WitAI

WitAI is a component that turns spoken audio into written text. It lets you upload an audio file, sends it to the WitAI service, and receives the transcribed text back. You can also use it as a tool that an AI agent can call when it needs to understand spoken input.

How it Works

When you drop an audio file into the Speech to Text field, the file is first converted to a base64 string by the Binary Component. WitAI then receives this string along with your access token (stored in a credential) and returns the recognized text. The component simply passes that text forward as a Data output, and it can also expose the same information as a Tool that an agent can invoke.

Inputs

Mapping Mode

This component has a special mode called “Mapping Mode”. When you enable this mode using the toggle switch, an additional input called “Mapping Data” is activated, and each input field offers you three different ways to provide data:

Fixed: You type the value directly into the field.
Mapped: You connect the output of another component to use its result as the value.
Javascript: You write Javascript code to dynamically calculate the value.

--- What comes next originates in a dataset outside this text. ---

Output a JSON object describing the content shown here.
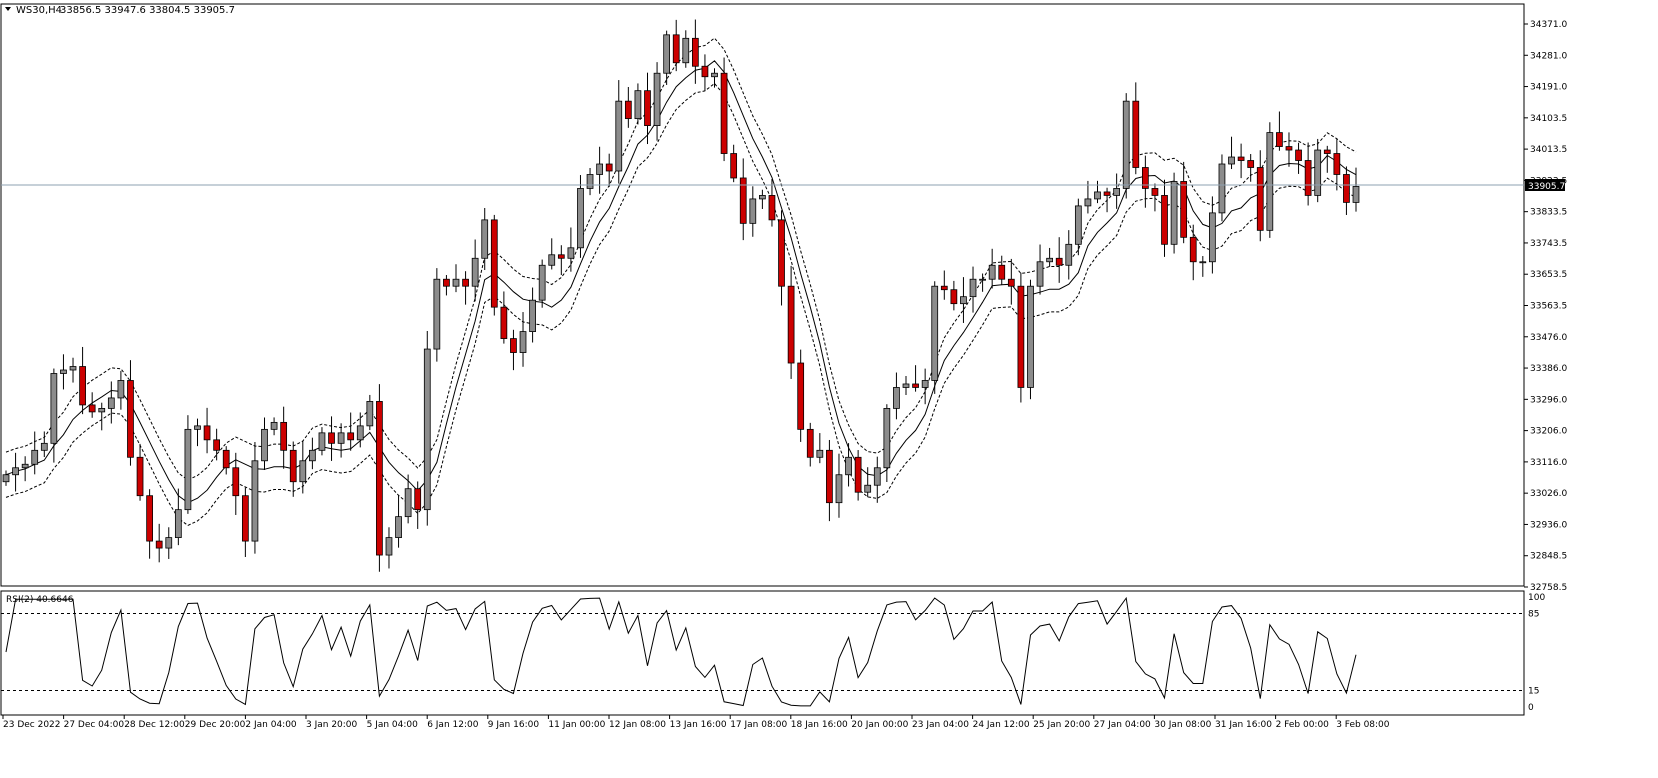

This flexibility allows you to create more dynamic and connected workflows.

Input Fields

Speech to Text: The audio data in base64 format that you want to convert to text. Use the Binary Component to upload your audio file.
Access Token: The access token for your WitAI account. This is supplied through the WitAi credential.
Mapping Mode: Toggle this switch to enable batch processing of multiple audio records.
Tool Name: The name that will appear when this component is used as a tool by an agent.
Tool Description: A detailed description of what this tool does, helping the agent decide when to use it.
Tools arguments metadata: Defines the arguments metadata for the tool, allowing the agent to understand the expected input format.

Credential Setup

In Nappai’s Credentials section, create a new credential of type WitAi.

Enter your Access Token (password) and WitAi Server Connection URL.

In the component, select this credential from the Credential dropdown.

The credential fields themselves are not shown in the Input Fields list.

Outputs

Data: The transcribed text returned from WitAI, available as a Data object (GetData method).
Tool: A Tool object (to_toolkit method) that can be used by an AI agent to invoke the speech‑to‑text operation.

Usage Example

Upload Audio – Drag a Binary Component into the canvas and connect it to the Speech to Text input.
Configure Credential – In the component’s settings, choose the WitAi credential you created earlier.
Enable Mapping Mode – If you want to process several audio files at once, toggle Mapping Mode and connect a list of audio files to the Mapping Data input.
Run – Execute the workflow. The component will return the transcribed text in the Data output, which you can then feed into a text‑analysis component or expose as a tool for an agent.

Binary Component – Uploads and converts files to base64.
Text Analysis – Processes the transcribed text for sentiment, keywords, etc.
Agent Toolkit – Allows you to expose the WitAI component as a callable tool for AI agents.

Tips and Best Practices

Keep audio clips short (under 30 seconds) to stay within WitAI’s rate limits.
Use Mapping Mode when you have a batch of recordings to process in one run.
Verify that the WitAI credential is active; otherwise the component will fail to authenticate.
If you need to customize the WitAI request (e.g., language or model), consider extending the component or using a custom script.

Security Considerations

Store your WitAI access token in a secure credential; never hard‑code it in the workflow.
Ensure that only authorized users have access to the component and its credential.
When using Mapping Mode, validate the input data to avoid processing malicious audio files.